The security team, like many such groups at other clients’
companies, spent a great deal of time talking about potential security threats.
They researched threats on the Web, studied esoteric-seeming materials, and
made complex pronouncements from on high. Their presumed level of technical
expertise (whether earned or not) gave their statements inordinate weight with
the rest of the IT staff.

The security team focused on external threats, firewalls,
and occasionally VLAN segmentation. Their stated goals were to prevent an
external intrusion and internal assaults through the wireless network. They
played through elaborate scenarios in the test lab, exploring ever more exotic
forms of attack.

At the same time, the vast majority of the company’s
resources were inadequately secured. Customer support managed most of the data
security for the organization. The developers, adrift without clear direction from
the experts, gamely worked to plug holes in their applications. The server
administrators in infrastructure managed their own patch schedule, sometimes at
odds with one another.

The authorization assignment and verification process also
needed a great deal of work. Any user could call the help desk to get access to
nearly any function. With the conflicting and contrasting security schemes
produced by the developers, no one really had any idea what “appropriate”
security levels might be, or what functions should go to whom.

The latter might be considered a problem with the customer
support organization. In part, it was. At the same time, the responsibility for
auditing the system, establishing clear access levels, and monitoring the
process all logically devolved onto the security organization.

Measuring the security service

I sat down to design measurements and metrics. The team
needed a sharp kick in the pants to get moving in the right direction. With
that in mind, I intentionally installed measurements we would have to
deemphasize in the long run. The measurement categories I chose were audit
compliance, budget, communications, incident response, and process management.

Audit compliance caused the largest number of complaints
from all involved parties. We gave the security team a list of all the security
areas in their control. Each week, they were to return to us a list of the
activities they took in order to manage those areas. Each month, we asked an
independent group along with representatives from customer service,
development, and infrastructure to verify whether the work had the stated
effect. If it did, they received a pass on this measurement. Each failed item
reduced their potential score. Anything over a 20-percent failure caused them
to fail this measurement.

Budget compliance (a perennial favorite) allowed us to
measure the amount of money spent vs. the amount of money allocated for
security activity. We also added another metric: amount of money spent vs. the
percentage of high-to-medium risks (rather than threats) addressed. Failure to
meet high-level risks, or spending money/time on low-level risks/threats while
higher-level threats went unattended to, reduced their budget score.
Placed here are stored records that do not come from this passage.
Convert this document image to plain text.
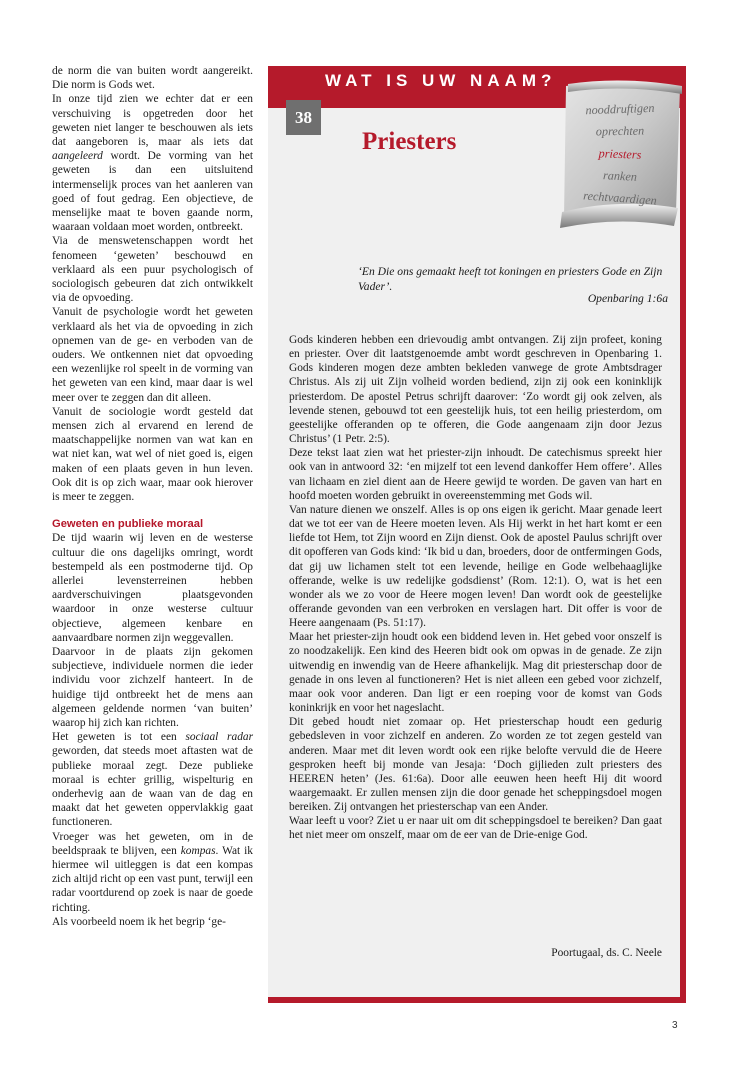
de norm die van buiten wordt aangereikt. Die norm is Gods wet.

In onze tijd zien we echter dat er een verschuiving is opgetreden door het geweten niet langer te beschouwen als iets dat aangeboren is, maar als iets dat aangeleerd wordt. De vorming van het geweten is dan een uitsluitend intermenselijk proces van het aanleren van goed of fout gedrag. Een objectieve, de menselijke maat te boven gaande norm, waaraan voldaan moet worden, ontbreekt.

Via de menswetenschappen wordt het fenomeen ‘geweten’ beschouwd en verklaard als een puur psychologisch of sociologisch gebeuren dat zich ontwikkelt via de opvoeding.

Vanuit de psychologie wordt het geweten verklaard als het via de opvoeding in zich opnemen van de ge- en verboden van de ouders. We ontkennen niet dat opvoeding een wezenlijke rol speelt in de vorming van het geweten van een kind, maar daar is wel meer over te zeggen dan dit alleen.

Vanuit de sociologie wordt gesteld dat mensen zich al ervarend en lerend de maatschappelijke normen van wat kan en wat niet kan, wat wel of niet goed is, eigen maken of een plaats geven in hun leven. Ook dit is op zich waar, maar ook hierover is meer te zeggen.

Geweten en publieke moraal

De tijd waarin wij leven en de westerse cultuur die ons dagelijks omringt, wordt bestempeld als een postmoderne tijd. Op allerlei levensterreinen hebben aardverschuivingen plaatsgevonden waardoor in onze westerse cultuur objectieve, algemeen kenbare en aanvaardbare normen zijn weggevallen.

Daarvoor in de plaats zijn gekomen subjectieve, individuele normen die ieder individu voor zichzelf hanteert. In de huidige tijd ontbreekt het de mens aan algemeen geldende normen ‘van buiten’ waarop hij zich kan richten.

Het geweten is tot een sociaal radar geworden, dat steeds moet aftasten wat de publieke moraal zegt. Deze publieke moraal is echter grillig, wispelturig en onderhevig aan de waan van de dag en maakt dat het geweten oppervlakkig gaat functioneren.

Vroeger was het geweten, om in de beeldspraak te blijven, een kompas. Wat ik hiermee wil uitleggen is dat een kompas zich altijd richt op een vast punt, terwijl een radar voortdurend op zoek is naar de goede richting.

Als voorbeeld noem ik het begrip ‘ge-

WAT IS UW NAAM?
38
Priesters
nooddruftigen
oprechten
priesters
ranken
rechtvaardigen
‘En Die ons gemaakt heeft tot koningen en priesters Gode en Zijn Vader’.
Openbaring 1:6a

Gods kinderen hebben een drievoudig ambt ontvangen. Zij zijn profeet, koning en priester. Over dit laatstgenoemde ambt wordt geschreven in Openbaring 1. Gods kinderen mogen deze ambten bekleden vanwege de grote Ambtsdrager Christus. Als zij uit Zijn volheid worden bediend, zijn zij ook een koninklijk priesterdom. De apostel Petrus schrijft daarover: ‘Zo wordt gij ook zelven, als levende stenen, gebouwd tot een geestelijk huis, tot een heilig priesterdom, om geestelijke offeranden op te offeren, die Gode aangenaam zijn door Jezus Christus’ (1 Petr. 2:5).

Deze tekst laat zien wat het priester-zijn inhoudt. De catechismus spreekt hier ook van in antwoord 32: ‘en mijzelf tot een levend dankoffer Hem offere’. Alles van lichaam en ziel dient aan de Heere gewijd te worden. De gaven van hart en hoofd moeten worden gebruikt in overeenstemming met Gods wil.

Van nature dienen we onszelf. Alles is op ons eigen ik gericht. Maar genade leert dat we tot eer van de Heere moeten leven. Als Hij werkt in het hart komt er een liefde tot Hem, tot Zijn woord en Zijn dienst. Ook de apostel Paulus schrijft over dit opofferen van Gods kind: ‘Ik bid u dan, broeders, door de ontfermingen Gods, dat gij uw lichamen stelt tot een levende, heilige en Gode welbehaaglijke offerande, welke is uw redelijke godsdienst’ (Rom. 12:1). O, wat is het een wonder als we zo voor de Heere mogen leven! Dan wordt ook de geestelijke offerande gevonden van een verbroken en verslagen hart. Dit offer is voor de Heere aangenaam (Ps. 51:17).

Maar het priester-zijn houdt ook een biddend leven in. Het gebed voor onszelf is zo noodzakelijk. Een kind des Heeren bidt ook om opwas in de genade. Ze zijn uitwendig en inwendig van de Heere afhankelijk. Mag dit priesterschap door de genade in ons leven al functioneren? Het is niet alleen een gebed voor zichzelf, maar ook voor anderen. Dan ligt er een roeping voor de komst van Gods koninkrijk en voor het nageslacht.

Dit gebed houdt niet zomaar op. Het priesterschap houdt een gedurig gebedsleven in voor zichzelf en anderen. Zo worden ze tot zegen gesteld van anderen. Maar met dit leven wordt ook een rijke belofte vervuld die de Heere gesproken heeft bij monde van Jesaja: ‘Doch gijlieden zult priesters des HEEREN heten’ (Jes. 61:6a). Door alle eeuwen heen heeft Hij dit woord waargemaakt. Er zullen mensen zijn die door genade het scheppingsdoel mogen bereiken. Zij ontvangen het priesterschap van een Ander.

Waar leeft u voor? Ziet u er naar uit om dit scheppingsdoel te bereiken? Dan gaat het niet meer om onszelf, maar om de eer van de Drie-enige God.

Poortugaal, ds. C. Neele
3
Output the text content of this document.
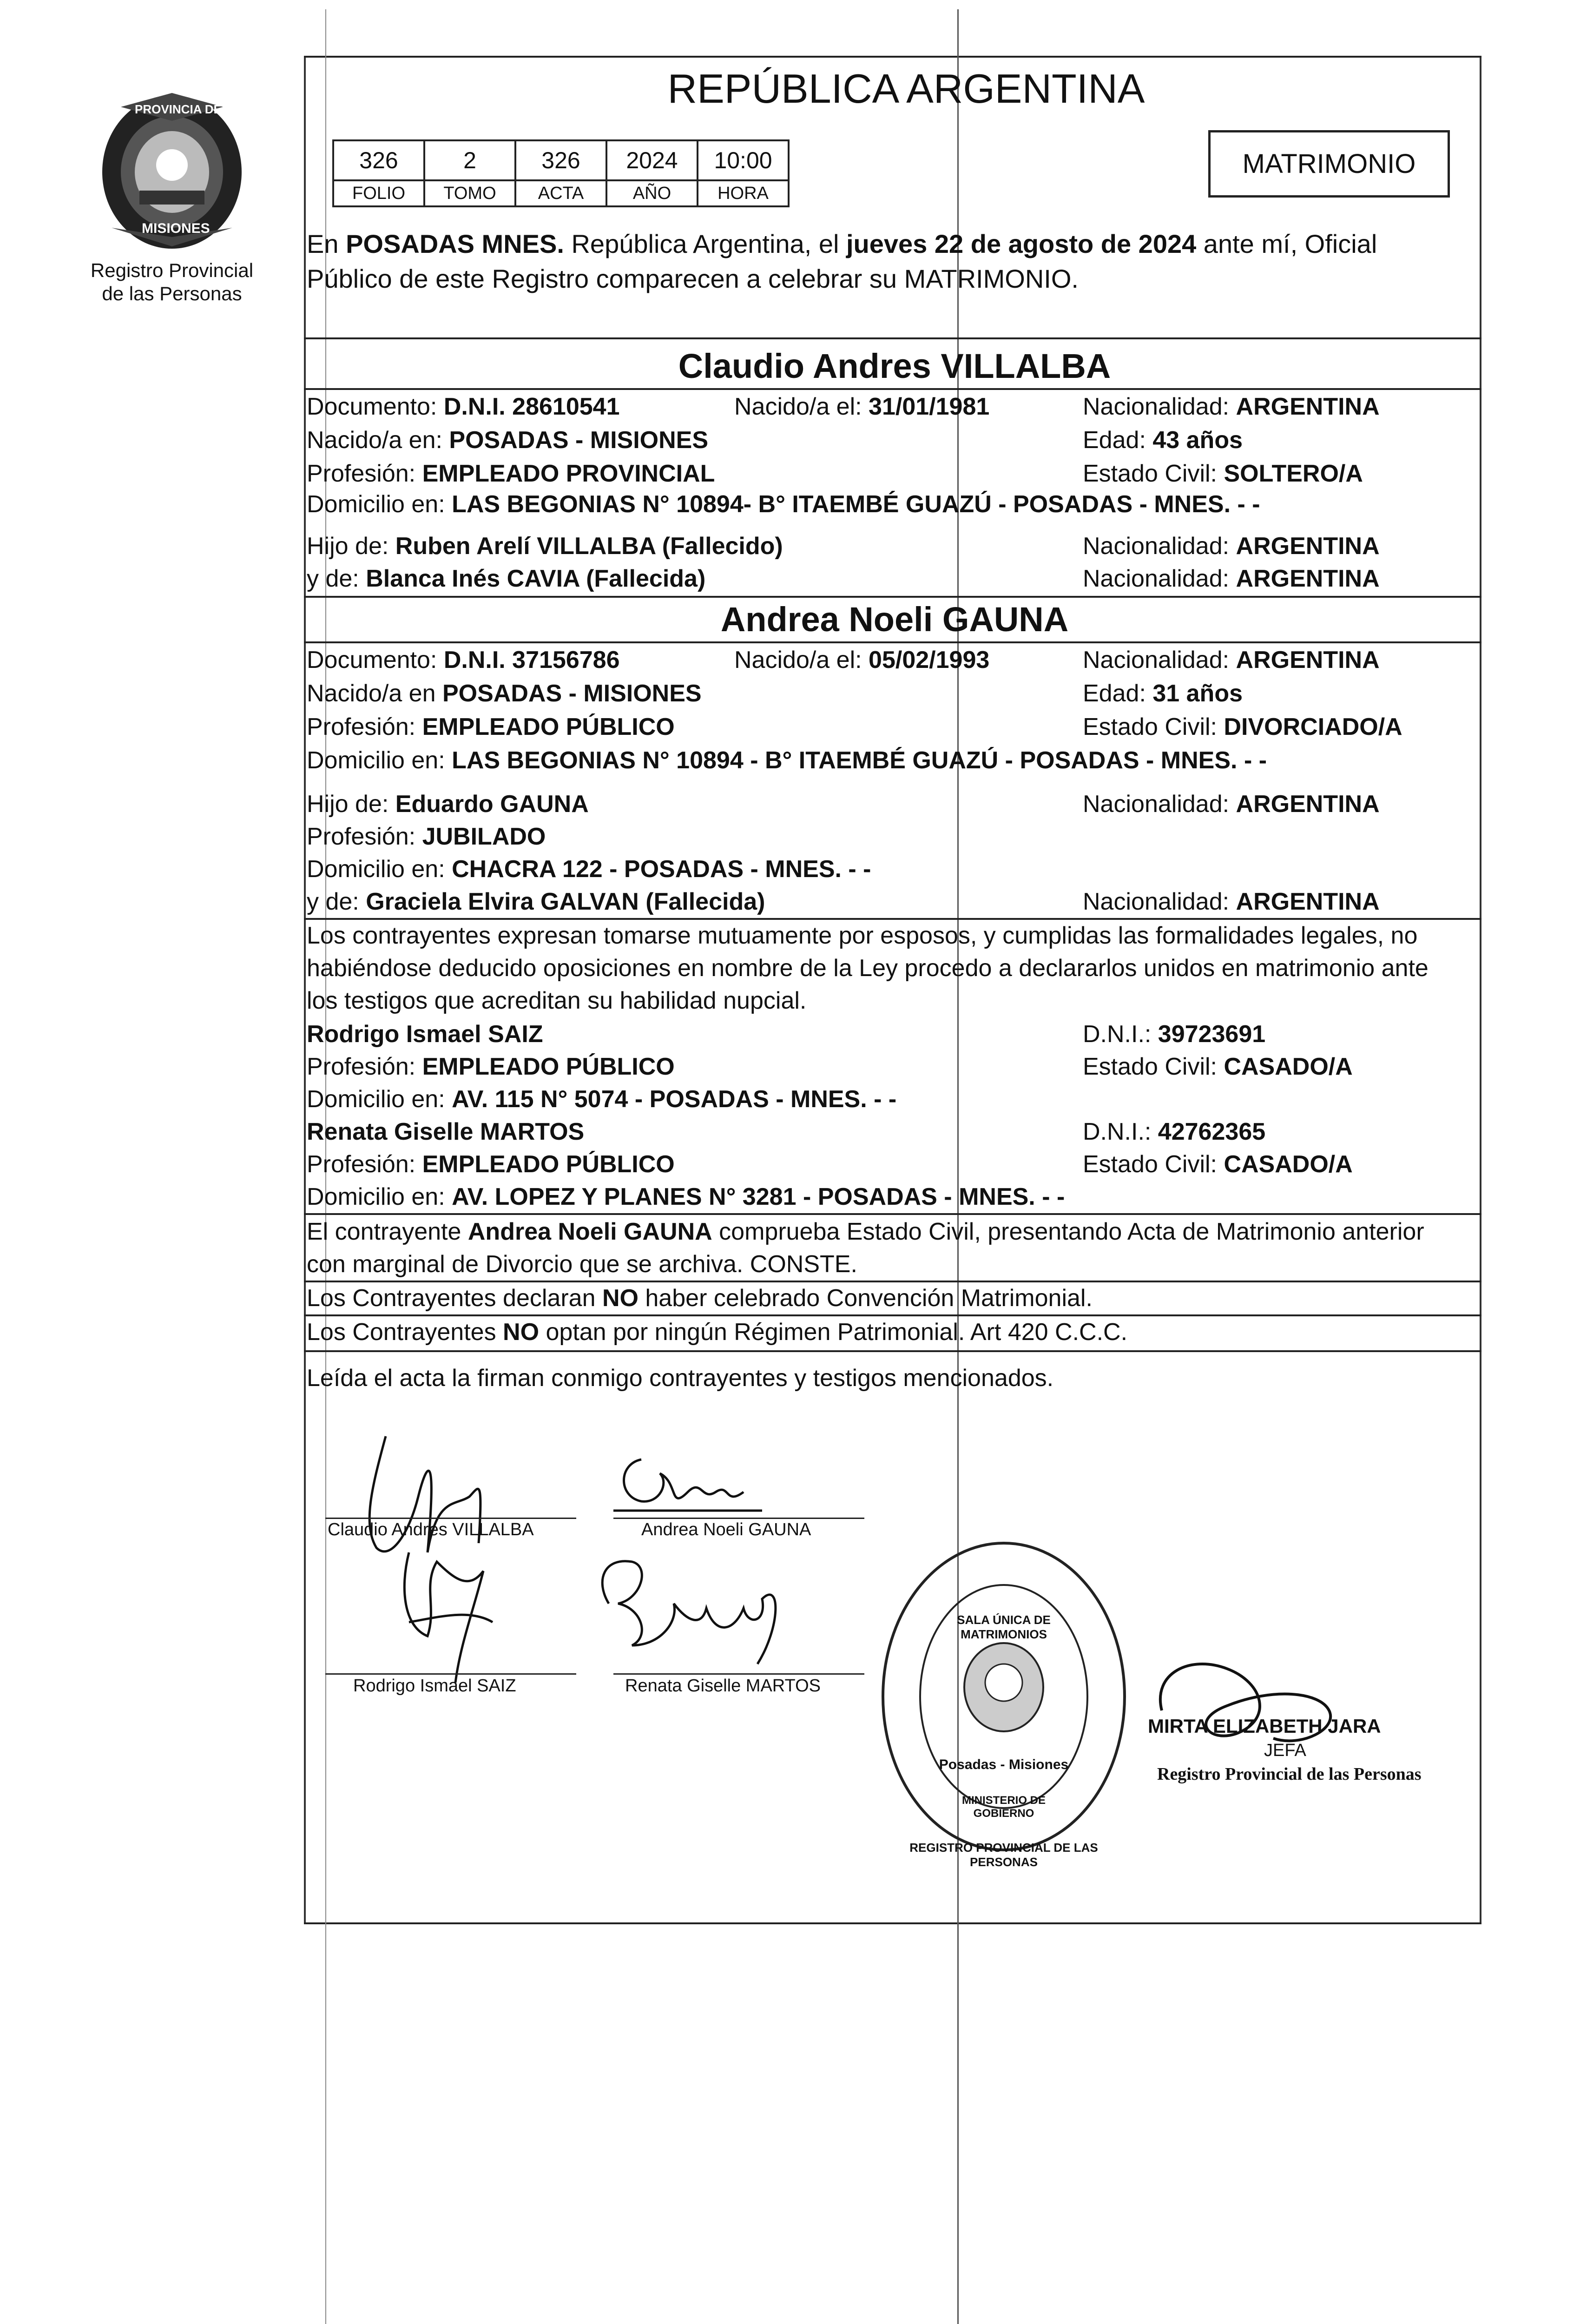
PROVINCIA DE
MISIONES
Registro Provincial
de las Personas
REPÚBLICA ARGENTINA
326	2	326	2024	10:00
FOLIO	TOMO	ACTA	AÑO	HORA
MATRIMONIO
En POSADAS MNES. República Argentina, el jueves 22 de agosto de 2024 ante mí, Oficial
Público de este Registro comparecen a celebrar su MATRIMONIO.
Claudio Andres VILLALBA
Documento: D.N.I. 28610541	Nacido/a el: 31/01/1981	Nacionalidad: ARGENTINA
Nacido/a en: POSADAS - MISIONES	Edad: 43 años
Profesión: EMPLEADO PROVINCIAL	Estado Civil: SOLTERO/A
Domicilio en: LAS BEGONIAS N° 10894- B° ITAEMBÉ GUAZÚ - POSADAS - MNES. - -
Hijo de: Ruben Arelí VILLALBA (Fallecido)	Nacionalidad: ARGENTINA
y de: Blanca Inés CAVIA (Fallecida)	Nacionalidad: ARGENTINA
Andrea Noeli GAUNA
Documento: D.N.I. 37156786	Nacido/a el: 05/02/1993	Nacionalidad: ARGENTINA
Nacido/a en POSADAS - MISIONES	Edad: 31 años
Profesión: EMPLEADO PÚBLICO	Estado Civil: DIVORCIADO/A
Domicilio en: LAS BEGONIAS N° 10894 - B° ITAEMBÉ GUAZÚ - POSADAS - MNES. - -
Hijo de: Eduardo GAUNA	Nacionalidad: ARGENTINA
Profesión: JUBILADO
Domicilio en: CHACRA 122 - POSADAS - MNES. - -
y de: Graciela Elvira GALVAN (Fallecida)	Nacionalidad: ARGENTINA
Los contrayentes expresan tomarse mutuamente por esposos, y cumplidas las formalidades legales, no
habiéndose deducido oposiciones en nombre de la Ley procedo a declararlos unidos en matrimonio ante
los testigos que acreditan su habilidad nupcial.
Rodrigo Ismael SAIZ	D.N.I.: 39723691
Profesión: EMPLEADO PÚBLICO	Estado Civil: CASADO/A
Domicilio en: AV. 115 N° 5074 - POSADAS - MNES. - -
Renata Giselle MARTOS	D.N.I.: 42762365
Profesión: EMPLEADO PÚBLICO	Estado Civil: CASADO/A
Domicilio en: AV. LOPEZ Y PLANES N° 3281 - POSADAS - MNES. - -
El contrayente Andrea Noeli GAUNA comprueba Estado Civil, presentando Acta de Matrimonio anterior
con marginal de Divorcio que se archiva. CONSTE.
Los Contrayentes declaran NO haber celebrado Convención Matrimonial.
Los Contrayentes NO optan por ningún Régimen Patrimonial. Art 420 C.C.C.
Leída el acta la firman conmigo contrayentes y testigos mencionados.
Claudio Andres VILLALBA	Andrea Noeli GAUNA
Rodrigo Ismael SAIZ	Renata Giselle MARTOS
REGISTRO PROVINCIAL DE LAS PERSONAS
SALA ÚNICA DE MATRIMONIOS
Posadas - Misiones
MINISTERIO DE GOBIERNO
MIRTA ELIZABETH JARA
JEFA
Registro Provincial de las Personas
Including communications as a measurement raised a host of
issues. The security team felt they were responsible only for technical
solutions. My client felt they were a key communicator in the overall system
management process. In order to move them more toward this latter role, we
implemented metrics measuring the time spent usefully participating in meetings;
the speed in responding to queries; and the clarity of communications regarding
specific security queries. We felt these measurements would, over time, create
a useless focus on sudden rather than meaningful communication. However, during
the first few measurement cycles, they might also help to focus the team on
proper communications techniques.

Incident response involved metrics sampling—the speed in responding
to security breaches, appropriate auditing of security changes, and the speed in
responding to security-related changes concerning the products in the
environment. If the team responded quickly, performed their auditing tasks in a
reasonable time frame, and worked with the other IT departments, they received
good marks. Each time they failed to involve others or delayed their response,
their score decreased.

Process management, as a measurement, was intended to drive
the team toward establishing and managing a comprehensive security plan. Here’s
where I disagreed with my client: I felt the plan’s creation should be a
project, while its maintenance could be a measurement. But he didn’t want to
divert the team’s attention. In the end, we settled on the following metrics:
successful audits of the IT security processes, dissemination of the IT
security processes, and adaptation of the IT security processes. Activity that
fell into these three categories increased the team’s score in this
measurement.

We also disagreed on whether the team should automatically
fail if they did not take action in the process management category. My client
set the base score to automatically fail unless the team spent time actively
working in these areas. I argued that the team’s scores in other areas should
be weighed as well, since they indirectly indicate process awareness. However,
he felt that the threat of failure, and the attendant action, was important to
his overall goals.

With security, my client and I compromised on long-term
measurements in order to achieve short-term goals. Would you have made the same
decisions? Would you measure the same things? Why or why not? On what level do
you need your security team to deal with threat rather than risk? What other
issues might come up?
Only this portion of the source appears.